Can't wait to see who wins!


----------



## CowGirlUp9448 (Nov 23, 2007)

*I loved them all  But Rafe has stole me heart hehe *


----------



## omgpink (Aug 16, 2008)

Here the horses:
Can't wait to see who wins!

Sorry I had to put John and Bessie together, I could only put 10 up and there are 11 horses. 

Caleb:








Jake:








Peter:








John:








Bessie:








Rafe:








Shelby:








Bella:








General:








Carly:








Czelle:


----------



## horseluver250 (Oct 28, 2009)

Can't I pick two hahaha? I like John and Bella equally


----------



## omgpink (Aug 16, 2008)

I wish you could!


----------



## my2geldings (Feb 18, 2008)

Rafe has absolutely gorgeous coloring! what is he?


----------



## Jake and Dai (Aug 15, 2008)

Hi omgpink.

Ummm...I think the pics you posted in this thread do not match the entries in the original thread. http://www.horseforum.com/horse-contests/prettiest-draft-contest-41740/

I was so excited to see Jake get 4 votes but when I checked the pics in this thread...it's not my Jake. LOL Did I mix up 2 contests? Also, if that is smrob's Rafe, John and Bessie, they all changed colour in the past couple of weeks!!


----------



## AnnaLover (Sep 27, 2009)

Yeah lol! They are all pics of the horses at the rescue you work at!


----------



## omgpink (Aug 16, 2008)

OMG I just noticed that!! lol I'm so sorry!! 

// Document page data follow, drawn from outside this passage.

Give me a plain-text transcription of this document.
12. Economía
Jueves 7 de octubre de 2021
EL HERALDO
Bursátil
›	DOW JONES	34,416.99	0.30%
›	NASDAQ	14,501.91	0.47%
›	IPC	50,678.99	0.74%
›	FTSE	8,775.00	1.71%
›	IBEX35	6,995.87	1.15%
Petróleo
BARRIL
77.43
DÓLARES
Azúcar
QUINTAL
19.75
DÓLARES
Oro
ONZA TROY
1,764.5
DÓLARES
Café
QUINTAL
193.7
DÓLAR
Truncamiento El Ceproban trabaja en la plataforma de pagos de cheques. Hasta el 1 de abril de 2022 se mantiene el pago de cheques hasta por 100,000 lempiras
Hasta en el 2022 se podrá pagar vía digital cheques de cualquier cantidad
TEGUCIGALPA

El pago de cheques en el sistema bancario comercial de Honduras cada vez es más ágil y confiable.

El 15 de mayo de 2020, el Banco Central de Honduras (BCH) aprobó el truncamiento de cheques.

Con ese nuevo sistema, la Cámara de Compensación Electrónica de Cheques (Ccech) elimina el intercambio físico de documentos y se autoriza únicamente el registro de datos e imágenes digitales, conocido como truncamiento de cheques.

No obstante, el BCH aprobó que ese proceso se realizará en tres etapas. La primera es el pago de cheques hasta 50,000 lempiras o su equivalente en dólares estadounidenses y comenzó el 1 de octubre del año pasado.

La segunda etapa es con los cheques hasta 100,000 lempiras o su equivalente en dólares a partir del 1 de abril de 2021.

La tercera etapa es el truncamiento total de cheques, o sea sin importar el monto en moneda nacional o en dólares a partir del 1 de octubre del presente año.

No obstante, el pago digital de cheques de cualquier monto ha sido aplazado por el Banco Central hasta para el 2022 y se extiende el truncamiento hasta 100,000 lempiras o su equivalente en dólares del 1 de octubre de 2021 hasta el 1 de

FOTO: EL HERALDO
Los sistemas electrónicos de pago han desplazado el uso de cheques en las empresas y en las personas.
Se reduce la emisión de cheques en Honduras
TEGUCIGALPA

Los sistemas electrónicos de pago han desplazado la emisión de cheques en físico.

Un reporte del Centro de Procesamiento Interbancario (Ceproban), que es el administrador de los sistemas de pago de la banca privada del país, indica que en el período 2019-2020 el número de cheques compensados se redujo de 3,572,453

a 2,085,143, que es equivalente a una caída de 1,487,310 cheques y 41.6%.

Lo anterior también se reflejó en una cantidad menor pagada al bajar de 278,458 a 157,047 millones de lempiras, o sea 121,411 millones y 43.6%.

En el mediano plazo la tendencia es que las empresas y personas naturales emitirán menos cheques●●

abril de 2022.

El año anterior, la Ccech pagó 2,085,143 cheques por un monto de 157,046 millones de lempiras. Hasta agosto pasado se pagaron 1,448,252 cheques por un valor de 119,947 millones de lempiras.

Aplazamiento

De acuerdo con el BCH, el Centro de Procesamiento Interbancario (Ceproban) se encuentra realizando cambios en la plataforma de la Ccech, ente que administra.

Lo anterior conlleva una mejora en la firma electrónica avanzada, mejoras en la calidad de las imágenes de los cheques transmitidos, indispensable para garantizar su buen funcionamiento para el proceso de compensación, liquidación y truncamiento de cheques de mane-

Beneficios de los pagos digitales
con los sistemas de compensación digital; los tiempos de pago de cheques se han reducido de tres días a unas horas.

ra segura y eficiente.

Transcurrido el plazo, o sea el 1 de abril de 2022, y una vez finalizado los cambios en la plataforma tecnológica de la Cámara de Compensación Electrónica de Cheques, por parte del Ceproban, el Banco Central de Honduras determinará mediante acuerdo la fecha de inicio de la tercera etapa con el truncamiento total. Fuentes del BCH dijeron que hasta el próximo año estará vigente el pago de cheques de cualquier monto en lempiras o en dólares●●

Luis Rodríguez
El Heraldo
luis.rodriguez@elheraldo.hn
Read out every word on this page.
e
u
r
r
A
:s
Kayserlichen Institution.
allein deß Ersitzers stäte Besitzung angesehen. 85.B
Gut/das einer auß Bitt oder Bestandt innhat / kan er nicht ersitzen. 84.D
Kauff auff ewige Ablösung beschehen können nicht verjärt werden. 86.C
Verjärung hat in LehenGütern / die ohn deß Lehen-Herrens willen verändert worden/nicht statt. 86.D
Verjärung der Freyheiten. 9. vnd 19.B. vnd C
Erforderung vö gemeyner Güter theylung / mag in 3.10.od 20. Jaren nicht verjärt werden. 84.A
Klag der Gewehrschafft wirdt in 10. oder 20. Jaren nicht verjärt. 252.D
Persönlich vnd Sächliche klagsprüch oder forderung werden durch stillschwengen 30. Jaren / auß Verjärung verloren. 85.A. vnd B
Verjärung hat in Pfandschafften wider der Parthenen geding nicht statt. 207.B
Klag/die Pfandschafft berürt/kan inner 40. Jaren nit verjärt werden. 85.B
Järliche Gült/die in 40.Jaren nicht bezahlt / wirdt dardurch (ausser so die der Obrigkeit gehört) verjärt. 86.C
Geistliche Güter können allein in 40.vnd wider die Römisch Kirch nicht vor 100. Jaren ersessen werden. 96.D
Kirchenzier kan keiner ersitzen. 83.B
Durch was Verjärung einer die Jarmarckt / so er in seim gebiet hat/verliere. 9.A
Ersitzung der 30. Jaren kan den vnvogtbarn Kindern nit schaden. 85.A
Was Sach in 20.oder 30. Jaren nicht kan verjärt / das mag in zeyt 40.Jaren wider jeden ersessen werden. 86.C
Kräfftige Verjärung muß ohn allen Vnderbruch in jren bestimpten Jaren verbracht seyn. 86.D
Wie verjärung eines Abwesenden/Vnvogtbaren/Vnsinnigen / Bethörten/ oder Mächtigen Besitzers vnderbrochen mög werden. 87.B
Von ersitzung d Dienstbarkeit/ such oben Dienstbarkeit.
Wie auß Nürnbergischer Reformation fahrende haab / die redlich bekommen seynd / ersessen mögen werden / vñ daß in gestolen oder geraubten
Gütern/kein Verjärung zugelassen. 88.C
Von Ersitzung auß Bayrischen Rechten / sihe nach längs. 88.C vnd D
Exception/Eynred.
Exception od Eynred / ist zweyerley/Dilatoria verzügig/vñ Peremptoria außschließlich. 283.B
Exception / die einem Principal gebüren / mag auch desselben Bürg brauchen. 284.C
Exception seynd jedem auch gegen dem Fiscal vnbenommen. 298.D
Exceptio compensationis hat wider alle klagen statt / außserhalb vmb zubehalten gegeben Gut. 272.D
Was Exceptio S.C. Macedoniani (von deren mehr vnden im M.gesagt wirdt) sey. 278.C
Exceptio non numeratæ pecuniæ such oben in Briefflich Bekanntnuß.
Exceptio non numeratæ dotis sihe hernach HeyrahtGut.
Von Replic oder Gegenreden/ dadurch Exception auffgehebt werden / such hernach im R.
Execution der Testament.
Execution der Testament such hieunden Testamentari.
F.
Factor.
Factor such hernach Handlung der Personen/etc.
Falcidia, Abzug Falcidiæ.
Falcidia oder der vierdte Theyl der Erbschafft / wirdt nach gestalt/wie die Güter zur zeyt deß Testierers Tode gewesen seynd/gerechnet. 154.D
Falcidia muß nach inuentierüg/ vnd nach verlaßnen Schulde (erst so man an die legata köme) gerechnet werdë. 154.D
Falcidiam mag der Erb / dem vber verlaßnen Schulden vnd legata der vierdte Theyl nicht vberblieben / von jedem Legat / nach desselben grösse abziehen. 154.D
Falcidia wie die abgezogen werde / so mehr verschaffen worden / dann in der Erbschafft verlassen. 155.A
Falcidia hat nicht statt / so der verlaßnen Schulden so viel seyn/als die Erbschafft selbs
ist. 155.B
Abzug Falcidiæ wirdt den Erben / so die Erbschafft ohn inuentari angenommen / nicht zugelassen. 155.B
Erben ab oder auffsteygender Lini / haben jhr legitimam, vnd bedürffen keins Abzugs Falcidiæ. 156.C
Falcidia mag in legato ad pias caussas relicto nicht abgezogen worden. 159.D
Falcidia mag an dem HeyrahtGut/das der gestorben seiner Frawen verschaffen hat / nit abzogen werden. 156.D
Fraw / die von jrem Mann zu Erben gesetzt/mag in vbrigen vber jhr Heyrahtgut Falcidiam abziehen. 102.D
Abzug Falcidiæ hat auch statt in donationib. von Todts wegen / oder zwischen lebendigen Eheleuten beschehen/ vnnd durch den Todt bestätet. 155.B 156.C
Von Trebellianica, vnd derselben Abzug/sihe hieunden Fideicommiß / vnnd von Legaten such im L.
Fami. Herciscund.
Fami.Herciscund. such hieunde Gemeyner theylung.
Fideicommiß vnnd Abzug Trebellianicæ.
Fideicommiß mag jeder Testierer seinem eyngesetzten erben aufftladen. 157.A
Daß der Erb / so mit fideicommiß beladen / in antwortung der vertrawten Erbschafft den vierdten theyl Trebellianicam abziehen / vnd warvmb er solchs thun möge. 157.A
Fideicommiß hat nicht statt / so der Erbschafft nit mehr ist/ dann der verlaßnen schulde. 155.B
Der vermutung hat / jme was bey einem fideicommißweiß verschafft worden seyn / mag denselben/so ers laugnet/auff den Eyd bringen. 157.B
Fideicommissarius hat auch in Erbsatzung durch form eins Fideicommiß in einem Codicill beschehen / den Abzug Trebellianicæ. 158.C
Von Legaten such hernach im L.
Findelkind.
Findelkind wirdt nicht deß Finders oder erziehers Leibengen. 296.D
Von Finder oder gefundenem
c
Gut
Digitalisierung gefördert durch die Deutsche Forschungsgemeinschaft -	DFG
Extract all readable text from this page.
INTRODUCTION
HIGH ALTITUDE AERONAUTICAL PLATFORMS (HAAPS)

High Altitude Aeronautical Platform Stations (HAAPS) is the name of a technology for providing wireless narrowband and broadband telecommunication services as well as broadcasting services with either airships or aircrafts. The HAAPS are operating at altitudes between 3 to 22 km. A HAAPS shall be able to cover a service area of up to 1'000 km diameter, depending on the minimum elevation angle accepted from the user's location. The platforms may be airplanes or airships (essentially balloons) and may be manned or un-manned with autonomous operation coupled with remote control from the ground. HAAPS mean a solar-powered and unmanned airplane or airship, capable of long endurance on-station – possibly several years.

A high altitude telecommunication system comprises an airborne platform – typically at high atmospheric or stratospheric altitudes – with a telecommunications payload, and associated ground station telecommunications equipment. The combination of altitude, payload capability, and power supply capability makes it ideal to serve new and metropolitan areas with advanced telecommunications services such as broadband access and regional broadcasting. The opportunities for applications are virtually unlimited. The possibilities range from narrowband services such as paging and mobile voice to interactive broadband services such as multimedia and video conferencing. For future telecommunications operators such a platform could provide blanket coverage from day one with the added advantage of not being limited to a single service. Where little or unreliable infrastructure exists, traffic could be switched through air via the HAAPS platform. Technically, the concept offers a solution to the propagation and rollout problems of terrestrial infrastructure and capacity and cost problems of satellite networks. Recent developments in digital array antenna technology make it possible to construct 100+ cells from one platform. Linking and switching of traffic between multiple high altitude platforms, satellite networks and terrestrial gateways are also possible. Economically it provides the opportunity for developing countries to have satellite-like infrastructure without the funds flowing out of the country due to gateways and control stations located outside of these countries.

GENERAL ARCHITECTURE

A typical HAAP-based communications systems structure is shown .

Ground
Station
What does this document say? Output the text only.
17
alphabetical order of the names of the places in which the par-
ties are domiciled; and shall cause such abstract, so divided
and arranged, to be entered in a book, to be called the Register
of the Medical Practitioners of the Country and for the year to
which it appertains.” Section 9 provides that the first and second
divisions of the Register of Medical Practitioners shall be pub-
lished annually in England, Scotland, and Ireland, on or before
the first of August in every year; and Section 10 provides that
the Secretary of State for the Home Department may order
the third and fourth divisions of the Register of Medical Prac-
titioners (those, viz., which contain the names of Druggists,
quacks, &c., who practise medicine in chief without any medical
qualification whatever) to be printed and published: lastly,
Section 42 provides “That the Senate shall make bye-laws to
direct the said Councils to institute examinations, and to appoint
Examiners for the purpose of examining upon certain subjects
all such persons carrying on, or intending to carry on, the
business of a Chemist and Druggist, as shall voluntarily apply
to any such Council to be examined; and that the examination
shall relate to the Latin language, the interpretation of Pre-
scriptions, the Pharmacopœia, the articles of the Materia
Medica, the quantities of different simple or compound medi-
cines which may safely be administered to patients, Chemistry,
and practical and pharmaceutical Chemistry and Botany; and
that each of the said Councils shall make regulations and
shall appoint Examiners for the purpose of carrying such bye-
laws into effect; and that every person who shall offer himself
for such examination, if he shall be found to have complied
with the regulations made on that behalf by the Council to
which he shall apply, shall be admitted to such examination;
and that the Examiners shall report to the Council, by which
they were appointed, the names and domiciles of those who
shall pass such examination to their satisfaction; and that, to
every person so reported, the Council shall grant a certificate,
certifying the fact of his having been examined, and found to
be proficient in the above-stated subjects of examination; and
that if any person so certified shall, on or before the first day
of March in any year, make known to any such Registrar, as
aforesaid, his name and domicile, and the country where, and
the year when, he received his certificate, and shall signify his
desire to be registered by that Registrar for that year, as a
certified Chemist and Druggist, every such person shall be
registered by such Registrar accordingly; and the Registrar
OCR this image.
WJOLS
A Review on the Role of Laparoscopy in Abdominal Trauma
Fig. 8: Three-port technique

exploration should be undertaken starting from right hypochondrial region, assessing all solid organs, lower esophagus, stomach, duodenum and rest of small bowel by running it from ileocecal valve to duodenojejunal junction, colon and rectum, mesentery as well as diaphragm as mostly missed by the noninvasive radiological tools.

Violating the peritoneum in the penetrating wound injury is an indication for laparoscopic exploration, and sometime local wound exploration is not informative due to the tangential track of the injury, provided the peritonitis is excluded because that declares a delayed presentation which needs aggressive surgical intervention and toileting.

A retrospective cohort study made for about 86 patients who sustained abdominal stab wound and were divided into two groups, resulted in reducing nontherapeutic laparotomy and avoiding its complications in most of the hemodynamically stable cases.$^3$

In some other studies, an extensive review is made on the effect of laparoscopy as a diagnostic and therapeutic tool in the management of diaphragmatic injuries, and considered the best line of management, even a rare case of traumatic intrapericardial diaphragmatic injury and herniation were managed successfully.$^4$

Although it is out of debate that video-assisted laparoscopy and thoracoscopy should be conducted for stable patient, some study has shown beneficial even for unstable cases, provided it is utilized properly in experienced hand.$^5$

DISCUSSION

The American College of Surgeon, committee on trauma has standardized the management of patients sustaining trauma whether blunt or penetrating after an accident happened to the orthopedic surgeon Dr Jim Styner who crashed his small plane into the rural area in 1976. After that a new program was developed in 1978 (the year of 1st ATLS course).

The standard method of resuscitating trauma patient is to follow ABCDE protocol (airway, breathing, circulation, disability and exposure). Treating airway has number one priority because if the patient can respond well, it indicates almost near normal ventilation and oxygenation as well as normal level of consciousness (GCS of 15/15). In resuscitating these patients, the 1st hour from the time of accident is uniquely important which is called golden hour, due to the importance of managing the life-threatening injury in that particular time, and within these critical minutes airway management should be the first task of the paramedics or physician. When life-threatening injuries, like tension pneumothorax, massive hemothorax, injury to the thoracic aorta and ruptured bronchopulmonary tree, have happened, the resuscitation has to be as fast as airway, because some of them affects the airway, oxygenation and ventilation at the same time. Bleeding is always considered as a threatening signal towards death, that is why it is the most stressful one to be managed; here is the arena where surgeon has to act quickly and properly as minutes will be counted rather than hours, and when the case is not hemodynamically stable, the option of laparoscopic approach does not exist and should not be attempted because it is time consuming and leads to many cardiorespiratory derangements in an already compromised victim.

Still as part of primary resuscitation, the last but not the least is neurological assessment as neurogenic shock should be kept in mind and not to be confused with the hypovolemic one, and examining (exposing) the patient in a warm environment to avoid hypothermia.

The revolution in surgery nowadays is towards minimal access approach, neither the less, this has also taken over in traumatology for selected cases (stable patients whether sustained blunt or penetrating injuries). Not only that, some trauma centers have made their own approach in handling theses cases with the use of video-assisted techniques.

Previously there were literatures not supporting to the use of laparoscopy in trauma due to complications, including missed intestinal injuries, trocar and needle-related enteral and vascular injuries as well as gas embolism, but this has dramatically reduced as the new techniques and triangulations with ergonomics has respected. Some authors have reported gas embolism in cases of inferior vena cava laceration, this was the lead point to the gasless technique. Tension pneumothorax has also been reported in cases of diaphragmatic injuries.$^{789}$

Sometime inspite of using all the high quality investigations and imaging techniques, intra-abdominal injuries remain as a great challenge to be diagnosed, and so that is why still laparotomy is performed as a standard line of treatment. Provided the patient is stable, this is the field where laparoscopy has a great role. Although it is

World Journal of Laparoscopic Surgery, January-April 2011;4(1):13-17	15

I know why that happened. I deleted the photos of the horses for this poll off of my photobucket account and I guess those photos took the place of them. I'm sorry! D:


----------



## jody111 (May 14, 2008)

****... whoops I just voted for general - I thought he was a cutie -= but I was like hmm they dont all look like drafts LOL


----------